突厥王安抚地拍了拍的她的手臂,示意她稍安勿躁,想起了他来时看到的一大群官兵,看向赤那,沉声问道:“那些官兵是怎么回事。”
听到突厥王这么一问,大家才想起赤那刚刚被打断的话,心中又提起了,屏住呼吸看向他。魏泰也沉下了脸,盯着赤那,看他又闹出什么把戏。
在万众瞩目之下,赤那微微一笑,朝突厥王行了一礼,说道:“父王来得正好,儿子有一事,正好可以请父王决断。”
突厥王的视线若有若无的落在魏泰的身上,微微一笑,慈爱地说道:“赤那请说。”
赤那突然从袖子中拿出一副画卷,刷的一下子展开,那一刻,大厅中可以听到一阵此起彼伏的惊呼声,而最靠近画卷的突厥王泰朗,则是眼睛一亮,痴迷地上前走了几步,紧紧地盯着画中人的容颜,像是怕惊住画中人似的,轻声问道:“这是”
画像的背景是一次灯火辉煌的宴会,璀璨精致的宫灯高高举起,在漆黑的夜晚散发出融合的光芒,周围形形色色的宾客和女子都被做了模糊的处理,独独突出了一个风华绝代的女子。

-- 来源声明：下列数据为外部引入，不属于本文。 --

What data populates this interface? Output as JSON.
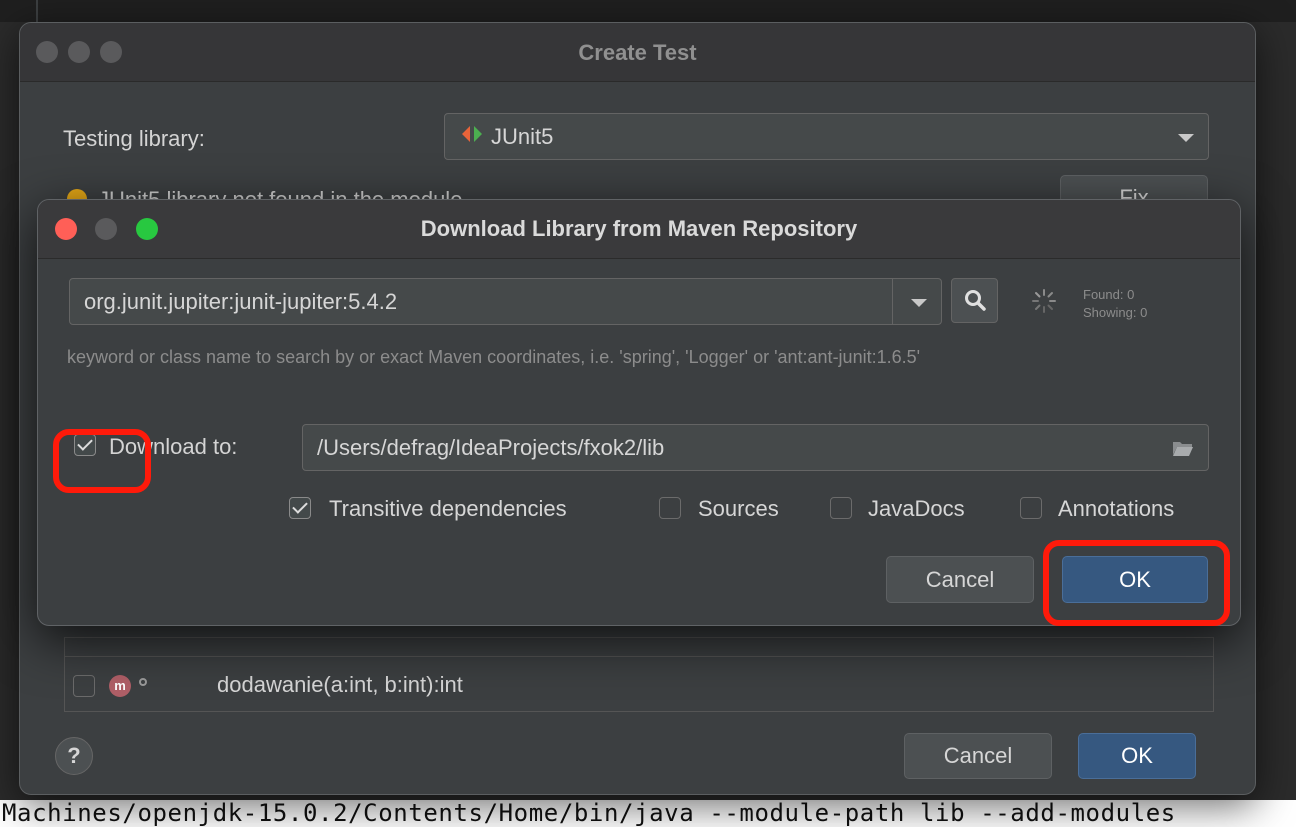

她穿着一身桃云雾烟罗广袖裙,身长玉立,玉面芙蓉,眉眼风流,伴着身后清冷皎洁的月色,徐徐而来,晚风荡起她的裙角,轻盈飘逸,就像从天下走下来的仙人似的。
在画作的旁边空白处,还提着一首小诗,“轻罗小扇白兰,纤腰玉带舞天纱。疑是仙女下凡来,回眸一笑胜星华。”落款是一个名叫李长翔的人。
这是李长翔在接风宴之后画出的美人图,还把写给元意的诗给提了上去,以作珍藏,不知道怎么如今竟然落在赤那的手中。如今不管是见过还是没有见过元意的人,看着画中的女子,都被那倾国倾城的姿色给折服,更别提素来喜爱中原女子的突厥王了。
“儿子本想把此女献给父王,腾格尔却说此女是他意中人,儿子才没做棒打鸳鸯之事,只是没想到,今日她又成了魏太子的新娘。”
赤那简简单单地说了几句,成功地把腾格里塔拉和魏泰现出人群,众人诡异的目光都落在他们的身上。而穿着嫁衣的新娘子更是众人的焦点,那灼灼的视线似乎要把她的红盖头给烧穿了似的。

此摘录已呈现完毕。